A key thing to remember if you are boiling your water is to aerate your wort before pitching the yeast. The little critters need a well-oxygenated medium to breed and feed in, and if you don’t give it to them, their production of CO2 and alcohol suffers. An easy way to do this is to splash your wort into the remaining water from a bit of a height. Not enough to make a mess, but enough to splash around. Then stir the wort vigorously. You really can’t have too much oxygen in here at this point. After you have pitched your yeast and it has done its thing, of course, oxygen is the enemy. But here you want it.

Let’s Brew
8235 SE Stark
Portland, OR 97216
503-256-0205 Fax: 503-256-0218
Email: letsbrew@pcez.com

Above the Rest Beer and Wine
11945 CW Pacific Highway
Suite 235
Tigard, OR 97223
5039682736 Fax: 5036398265
Email: allbrew2@aol.com

Unless you have some sort of political reason, screw the LHBS.

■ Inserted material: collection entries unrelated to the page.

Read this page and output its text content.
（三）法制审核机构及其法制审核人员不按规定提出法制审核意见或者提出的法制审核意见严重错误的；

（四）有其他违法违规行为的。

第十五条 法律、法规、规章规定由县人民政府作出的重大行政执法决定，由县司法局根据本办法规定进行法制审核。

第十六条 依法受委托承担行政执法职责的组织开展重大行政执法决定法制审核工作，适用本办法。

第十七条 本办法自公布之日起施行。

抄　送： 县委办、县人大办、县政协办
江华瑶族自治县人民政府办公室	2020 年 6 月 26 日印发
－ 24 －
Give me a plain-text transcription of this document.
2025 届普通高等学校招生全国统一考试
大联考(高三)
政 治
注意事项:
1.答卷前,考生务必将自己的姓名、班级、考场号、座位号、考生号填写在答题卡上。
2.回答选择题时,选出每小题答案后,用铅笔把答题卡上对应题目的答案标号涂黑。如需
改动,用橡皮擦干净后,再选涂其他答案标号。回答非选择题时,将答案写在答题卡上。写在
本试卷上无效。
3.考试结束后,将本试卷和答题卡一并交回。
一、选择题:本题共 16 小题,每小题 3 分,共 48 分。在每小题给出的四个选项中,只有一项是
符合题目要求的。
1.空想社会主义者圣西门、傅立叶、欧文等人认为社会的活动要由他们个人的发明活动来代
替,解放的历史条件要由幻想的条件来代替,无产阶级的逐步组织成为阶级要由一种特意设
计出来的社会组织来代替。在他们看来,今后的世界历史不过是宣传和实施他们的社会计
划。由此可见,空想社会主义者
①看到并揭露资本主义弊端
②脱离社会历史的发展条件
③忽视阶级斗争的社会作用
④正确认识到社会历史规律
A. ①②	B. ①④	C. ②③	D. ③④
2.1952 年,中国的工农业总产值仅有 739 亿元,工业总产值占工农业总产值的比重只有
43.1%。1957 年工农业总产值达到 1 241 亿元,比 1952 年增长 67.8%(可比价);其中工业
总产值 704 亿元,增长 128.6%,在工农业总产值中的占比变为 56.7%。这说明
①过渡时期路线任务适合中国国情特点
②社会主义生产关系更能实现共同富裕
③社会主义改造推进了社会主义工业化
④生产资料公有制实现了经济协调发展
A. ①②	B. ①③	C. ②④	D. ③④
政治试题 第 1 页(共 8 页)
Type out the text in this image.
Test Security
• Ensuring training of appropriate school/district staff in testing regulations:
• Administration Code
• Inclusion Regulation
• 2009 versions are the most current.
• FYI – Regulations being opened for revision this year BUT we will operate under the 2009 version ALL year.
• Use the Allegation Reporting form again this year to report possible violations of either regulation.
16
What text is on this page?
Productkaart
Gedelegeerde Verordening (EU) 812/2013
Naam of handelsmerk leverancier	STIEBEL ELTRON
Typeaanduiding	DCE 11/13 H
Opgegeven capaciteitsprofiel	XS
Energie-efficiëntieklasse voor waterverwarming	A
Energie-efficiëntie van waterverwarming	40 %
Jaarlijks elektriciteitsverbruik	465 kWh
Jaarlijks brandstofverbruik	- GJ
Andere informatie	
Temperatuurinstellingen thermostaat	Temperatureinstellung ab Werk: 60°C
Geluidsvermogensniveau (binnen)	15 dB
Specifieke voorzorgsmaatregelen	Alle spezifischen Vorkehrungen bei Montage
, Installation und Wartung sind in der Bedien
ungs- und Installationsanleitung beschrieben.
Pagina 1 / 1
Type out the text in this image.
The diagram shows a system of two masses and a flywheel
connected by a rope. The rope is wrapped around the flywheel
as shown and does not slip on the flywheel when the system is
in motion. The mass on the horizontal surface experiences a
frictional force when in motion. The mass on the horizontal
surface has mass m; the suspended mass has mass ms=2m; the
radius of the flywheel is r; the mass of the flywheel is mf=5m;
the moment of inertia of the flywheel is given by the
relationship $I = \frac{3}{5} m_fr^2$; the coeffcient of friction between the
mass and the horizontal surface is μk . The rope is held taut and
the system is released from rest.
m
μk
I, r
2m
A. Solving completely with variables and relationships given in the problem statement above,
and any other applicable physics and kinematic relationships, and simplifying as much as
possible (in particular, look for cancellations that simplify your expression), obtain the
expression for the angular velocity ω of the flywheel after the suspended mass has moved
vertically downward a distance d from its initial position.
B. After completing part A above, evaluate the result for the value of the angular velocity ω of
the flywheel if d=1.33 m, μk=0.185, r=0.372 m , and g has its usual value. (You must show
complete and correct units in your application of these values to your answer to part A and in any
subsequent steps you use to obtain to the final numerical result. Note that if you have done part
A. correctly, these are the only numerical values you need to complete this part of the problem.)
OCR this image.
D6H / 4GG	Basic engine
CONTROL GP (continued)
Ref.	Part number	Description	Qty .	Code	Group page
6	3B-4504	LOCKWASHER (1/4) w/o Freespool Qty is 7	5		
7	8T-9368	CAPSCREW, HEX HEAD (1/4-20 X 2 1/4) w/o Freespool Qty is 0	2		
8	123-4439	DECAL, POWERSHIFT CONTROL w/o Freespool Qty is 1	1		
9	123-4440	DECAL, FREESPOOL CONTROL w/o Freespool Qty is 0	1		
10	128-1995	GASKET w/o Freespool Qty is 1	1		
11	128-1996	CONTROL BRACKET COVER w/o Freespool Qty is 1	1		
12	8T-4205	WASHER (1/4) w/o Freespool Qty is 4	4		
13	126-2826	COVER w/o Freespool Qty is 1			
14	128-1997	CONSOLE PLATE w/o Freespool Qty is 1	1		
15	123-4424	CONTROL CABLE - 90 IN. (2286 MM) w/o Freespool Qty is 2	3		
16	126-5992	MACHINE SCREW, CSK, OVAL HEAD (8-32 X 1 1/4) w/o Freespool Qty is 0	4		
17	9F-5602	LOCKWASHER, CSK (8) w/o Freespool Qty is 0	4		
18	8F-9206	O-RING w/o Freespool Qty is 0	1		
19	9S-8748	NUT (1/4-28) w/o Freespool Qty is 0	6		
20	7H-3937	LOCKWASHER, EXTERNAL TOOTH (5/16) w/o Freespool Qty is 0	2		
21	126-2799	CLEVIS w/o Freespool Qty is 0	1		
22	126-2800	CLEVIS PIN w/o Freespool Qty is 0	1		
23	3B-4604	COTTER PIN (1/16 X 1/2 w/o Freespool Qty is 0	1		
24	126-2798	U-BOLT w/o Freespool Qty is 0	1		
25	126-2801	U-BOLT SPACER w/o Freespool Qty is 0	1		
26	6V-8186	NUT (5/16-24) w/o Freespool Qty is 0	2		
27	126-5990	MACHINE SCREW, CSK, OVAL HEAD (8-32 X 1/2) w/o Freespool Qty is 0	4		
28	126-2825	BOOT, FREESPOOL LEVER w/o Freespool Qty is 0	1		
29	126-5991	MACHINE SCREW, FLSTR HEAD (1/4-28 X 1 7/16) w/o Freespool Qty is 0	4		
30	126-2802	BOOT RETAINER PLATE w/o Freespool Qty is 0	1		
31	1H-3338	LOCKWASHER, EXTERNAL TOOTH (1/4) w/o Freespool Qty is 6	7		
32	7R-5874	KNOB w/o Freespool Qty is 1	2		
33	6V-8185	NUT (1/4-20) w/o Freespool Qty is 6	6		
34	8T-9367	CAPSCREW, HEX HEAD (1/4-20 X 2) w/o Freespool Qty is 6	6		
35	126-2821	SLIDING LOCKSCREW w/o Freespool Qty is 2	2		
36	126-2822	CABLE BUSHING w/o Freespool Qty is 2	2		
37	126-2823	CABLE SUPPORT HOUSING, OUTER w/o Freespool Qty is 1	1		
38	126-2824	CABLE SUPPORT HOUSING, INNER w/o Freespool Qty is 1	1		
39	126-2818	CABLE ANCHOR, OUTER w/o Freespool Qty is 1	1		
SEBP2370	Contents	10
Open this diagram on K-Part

They almost invariably cost a lot more, and give shit advice to boot.

It’s the same phenonenom as your average LFS (local fish store)…
They pay too much for rent and give the hard sell in order to pay their bills.

“Well you can’t go wrong with… uhhhh… whatever we have in stock”. :rolleyes:

www.homebrew.com (buy the membership, it will pay for itself first time)
www.northernbrewer.com

This is true.

I actually went ahead and ordered this today.

So add www.williamsbrewing.com to the above list.

I might do a batch this weekend. Listen, kit can beers are fine if you add extra malt (honey works well too), some fresh hops and I think I speak for all home brewers when I say crystal malt will improve any kit beer. Seriously, you can make mighty fine beer from a simple kit this way.

Second, I always pitch the yeast the night before in a small bottle with malt, water and an airlock. In the morning, those yeasties will be foaming all over the place or you’ve got time to pitch another batch of yeast. The faster your yeast starts to propagate in the wort, the less likely chance that wild yeasties with nasty flavors can get started. Also, occaisionally, you’ll pitch the yeast and it just won’t get started. If you do it the night before, you know your yeast is going, and then dump it in the wort and you’llhave a good reaction going.

I have a pillow case full of chinese hops sent by my wifes relatives who live in the hop lands way out west near Khazakstan. I doubt if any developed countries would allow these through the agricultural inspection, but if someone thinks otherwise maybe I can mail some.